NEW YORK--(BUSINESS WIRE)--Arconic (NYSE: ARNC) announced today that it has reached an agreement to sell its Texarkana, Texas rolling mill to Ta Chen International, Inc., a U.S. subsidiary of aluminum and stainless steel distributor Ta Chen Stainless Pipe Co., Ltd. Under the terms of the transaction, Arconic will sell Texarkana for approximately $300 million in cash, plus additional contingent consideration of up to $50 million. The transaction is expected to close in the fourth quarter of 2018, subject to receipt of certain regulatory approvals and other customary closing conditions. The Company expects to record a gain on the sale.
“The strong market conditions for industrial products gave us an opportunity to sell an asset that has been idled for several years,” said Tim Myers, President of Arconic’s Global Rolled Products and Transportation and Construction Solutions segments. “This is a positive development for the dedicated workforce at Texarkana, and it helps our business as we continue to explore opportunities to enhance our portfolio.”
About Texarkana Operations
Texarkana operations are part of Arconic’s Global Rolled Products segment, which offers a range of aluminum sheet and plate products for the aerospace, automotive, commercial transportation, brazing and industrial markets. There are currently approximately 90 employees located at the Texarkana plant, which produces material primarily used to serve the industrial market.
Dissemination of Company Information
Arconic intends to make future announcements regarding Company developments and financial performance through its website at www.arconic.com.
Arconic (NYSE: ARNC) creates breakthrough products that shape industries. Working in close partnership with our customers, we solve complex engineering challenges to transform the way we fly, drive, build and power. Through the ingenuity of our people and cutting-edge advanced manufacturing techniques, we deliver these products at a quality and efficiency that ensure customer success and shareholder value. For more information: www.arconic.com. Follow @arconic: Twitter, Instagram, Facebook, LinkedIn and YouTube.
About Ta Chen
Ta Chen International, Inc. ("TCI"), is a leading master distributor of stainless, aluminum and nickel alloy coils, sheets, plates, long products, tubes and PVFs. TCI is an industry leader in inventory depth, breadth and availability and efficiently serves over 3,000 customers nationwide through 12 strategically located warehouses in the United States and Canada. TCI also owns and operates several divisions and subsidiaries including Empire Resources, Inc., Galex Inc., Primus Pipe & Tube, TCI Investment Group and Sunland Shutters. Its parent company is headquartered in Taiwan.

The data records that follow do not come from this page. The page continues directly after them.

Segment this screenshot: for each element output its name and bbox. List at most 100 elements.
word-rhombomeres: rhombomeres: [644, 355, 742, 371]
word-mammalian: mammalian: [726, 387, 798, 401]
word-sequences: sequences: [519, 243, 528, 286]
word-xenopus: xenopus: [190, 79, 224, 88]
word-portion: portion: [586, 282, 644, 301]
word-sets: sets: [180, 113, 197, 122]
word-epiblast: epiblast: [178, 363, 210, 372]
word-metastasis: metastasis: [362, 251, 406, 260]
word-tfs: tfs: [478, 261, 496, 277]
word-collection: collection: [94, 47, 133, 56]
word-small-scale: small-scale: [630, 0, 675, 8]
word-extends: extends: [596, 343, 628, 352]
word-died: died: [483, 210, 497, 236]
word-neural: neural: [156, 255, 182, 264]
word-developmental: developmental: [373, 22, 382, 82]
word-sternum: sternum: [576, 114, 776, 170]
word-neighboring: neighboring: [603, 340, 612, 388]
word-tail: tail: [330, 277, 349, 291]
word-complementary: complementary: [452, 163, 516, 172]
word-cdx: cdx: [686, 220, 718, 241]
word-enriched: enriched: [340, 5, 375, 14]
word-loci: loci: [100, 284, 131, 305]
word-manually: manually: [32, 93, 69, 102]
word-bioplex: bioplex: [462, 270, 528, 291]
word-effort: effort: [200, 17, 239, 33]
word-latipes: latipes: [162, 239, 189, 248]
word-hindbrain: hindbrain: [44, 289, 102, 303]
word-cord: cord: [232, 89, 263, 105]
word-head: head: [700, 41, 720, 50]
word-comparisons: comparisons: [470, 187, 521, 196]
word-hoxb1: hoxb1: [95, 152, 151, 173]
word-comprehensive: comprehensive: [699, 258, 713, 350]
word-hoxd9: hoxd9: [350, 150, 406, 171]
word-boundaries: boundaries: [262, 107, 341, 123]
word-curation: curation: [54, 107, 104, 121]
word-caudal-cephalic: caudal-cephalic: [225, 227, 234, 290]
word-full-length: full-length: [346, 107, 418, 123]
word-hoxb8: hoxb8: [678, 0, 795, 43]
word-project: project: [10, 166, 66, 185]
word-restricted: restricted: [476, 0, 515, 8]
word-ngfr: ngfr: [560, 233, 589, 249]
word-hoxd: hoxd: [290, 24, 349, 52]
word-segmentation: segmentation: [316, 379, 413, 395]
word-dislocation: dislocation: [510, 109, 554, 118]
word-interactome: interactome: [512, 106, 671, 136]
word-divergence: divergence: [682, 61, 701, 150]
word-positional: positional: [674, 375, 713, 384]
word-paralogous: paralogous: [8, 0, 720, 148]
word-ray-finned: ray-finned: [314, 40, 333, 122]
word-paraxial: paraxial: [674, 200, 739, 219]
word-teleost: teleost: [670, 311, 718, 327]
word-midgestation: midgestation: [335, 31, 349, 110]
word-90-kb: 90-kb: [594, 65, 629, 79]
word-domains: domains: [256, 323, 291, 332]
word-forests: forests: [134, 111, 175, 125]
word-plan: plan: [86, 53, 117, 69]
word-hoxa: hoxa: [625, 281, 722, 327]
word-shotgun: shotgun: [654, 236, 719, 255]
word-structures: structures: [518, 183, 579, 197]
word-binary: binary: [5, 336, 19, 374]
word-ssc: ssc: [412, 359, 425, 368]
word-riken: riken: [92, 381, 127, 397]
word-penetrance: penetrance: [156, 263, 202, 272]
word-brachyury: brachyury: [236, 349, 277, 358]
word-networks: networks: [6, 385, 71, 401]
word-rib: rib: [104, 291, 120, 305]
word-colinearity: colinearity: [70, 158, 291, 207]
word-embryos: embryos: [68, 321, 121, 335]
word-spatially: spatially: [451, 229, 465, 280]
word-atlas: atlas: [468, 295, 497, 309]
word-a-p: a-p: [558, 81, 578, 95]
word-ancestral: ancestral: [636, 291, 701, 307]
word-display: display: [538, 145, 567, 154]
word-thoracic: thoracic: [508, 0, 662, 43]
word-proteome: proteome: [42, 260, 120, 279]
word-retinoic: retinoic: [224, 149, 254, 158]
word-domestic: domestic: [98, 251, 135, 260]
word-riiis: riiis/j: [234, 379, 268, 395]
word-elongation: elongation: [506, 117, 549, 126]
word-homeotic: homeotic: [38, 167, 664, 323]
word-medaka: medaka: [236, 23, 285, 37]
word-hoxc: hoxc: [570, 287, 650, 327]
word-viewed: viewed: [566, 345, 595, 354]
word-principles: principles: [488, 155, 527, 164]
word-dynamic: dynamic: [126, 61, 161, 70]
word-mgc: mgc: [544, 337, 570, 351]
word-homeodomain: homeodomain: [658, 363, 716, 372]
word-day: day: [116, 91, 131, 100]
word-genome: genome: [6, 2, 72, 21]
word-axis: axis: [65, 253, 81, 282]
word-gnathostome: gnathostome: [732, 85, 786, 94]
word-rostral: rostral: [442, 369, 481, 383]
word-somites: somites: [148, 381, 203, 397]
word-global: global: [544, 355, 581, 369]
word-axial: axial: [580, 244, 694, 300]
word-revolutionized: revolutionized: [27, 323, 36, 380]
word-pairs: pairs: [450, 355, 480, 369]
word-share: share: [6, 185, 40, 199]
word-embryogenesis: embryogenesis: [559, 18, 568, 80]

This release contains statements that relate to future events and expectations and as such constitute forward-looking statements within the meaning of the Private Securities Litigation Reform Act of 1995. Forward-looking statements include those containing such words as "anticipates," "believes," "could," "estimates," "expects," "forecasts," "goal," "guidance," "intends," "may," "outlook," "plans," "projects," "seeks," "sees," "should," "targets," "will," "would," or other words of similar meaning. All statements that reflect Arconic’s expectations, assumptions or projections about the future, other than statements of historical fact, are forward-looking statements, including, without limitation, statements regarding the completion of the Texarkana sale and the expected financial impact of the sale. These statements reflect beliefs and assumptions that are based on Arconic’s perception of historical trends, current conditions and expected future developments, as well as other factors Arconic believes are appropriate in the circumstances. Forward-looking statements are not guarantees of future performance and are subject to risks, uncertainties and changes in circumstances that are difficult to predict, which could cause actual results to differ materially from those indicated by these statements. Such risks and uncertainties include, but are not limited to: (a) deterioration in global economic and financial market conditions generally; (b) failure or delays in the receipt or satisfaction of, or unacceptable or burdensome conditions imposed in connection with, all required regulatory approvals and the other closing conditions to the transaction; (c) unfavorable changes in the markets served by Arconic; (d) Arconic’s inability to realize expected benefits, in each case as planned and by targeted completion dates, from acquisitions, divestitures, facility closures, curtailments, expansions, or joint ventures; and (e) the other risk factors summarized in Arconic’s Form 10-K for the year ended December 31, 2017 and other reports filed with the U.S. Securities and Exchange Commission. Arconic disclaims any intention or obligation to update publicly any forward-looking statements, whether in response to new information, future events, or otherwise, except as required by applicable law.